Justin M. Rao, at the time with Microsoft Research came to an interesting conclusion with respect to deeply held, evidence-free beliefs by studying a group of people associated with the 2011 “End of the World” prediction. This was that on a specific day, all of humanity would ascend to heaven. He and his research team offered prizes to cult members of $5.00 “today” versus increasing amounts of money (up to $500) after the special date. He found that people who sincerely believed in the prophecy would gladly accept the funds today but wouldn’t take any amount of money offered after the special date.
“Beliefs formed on insufficient evidence seem tough to move,” he wrote.

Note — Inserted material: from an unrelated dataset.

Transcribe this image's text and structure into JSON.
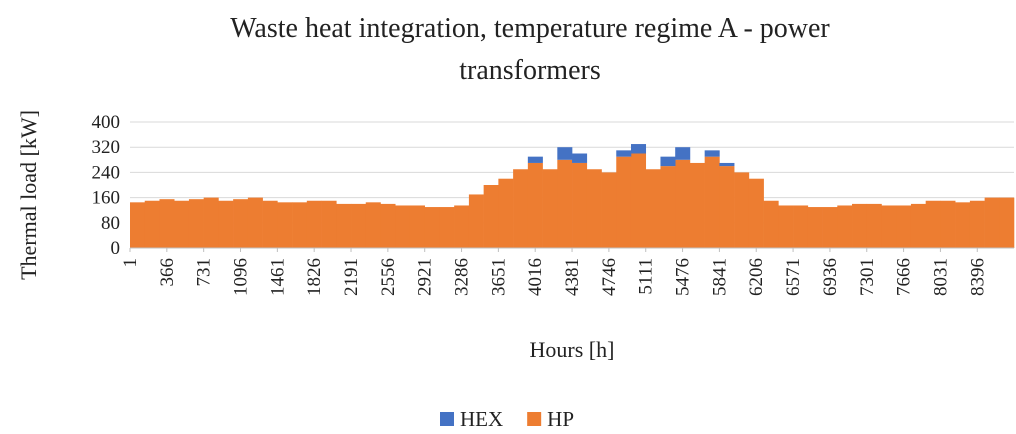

Jessie Frederick and Maurits Martijn note, “It might sound crazy, but companies are not equipped to assess whether their ad spending actually makes money. It is in the best interest of a firm like eBay to know whether its campaigns are profitable, but not so for eBay’s marketing department.
Its own interest is in securing the largest possible budget, which is much easier if you can demonstrate that what you do actually works. Within the marketing department, TV, print and digital compete with each other to show who’s more important, a dynamic that hardly promotes honest reporting.”
This is eerily reflective of conversations happening back in the day of the housing bubble. Perhaps one of the most famous was uttered by then-Citibank’s CEO Chuck Prince in 2007. “When the music stops, in terms of liquidity, things will be complicated. But as long as the music is playing, you’ve got to get up and dance. We’re still dancing,”
Well, dance away, internet advertisers. But by the time this bubble does what bubbles always do, you may well regret not putting those empty dollars into something that could make a bigger contribution to your future – such as innovation or transformational change.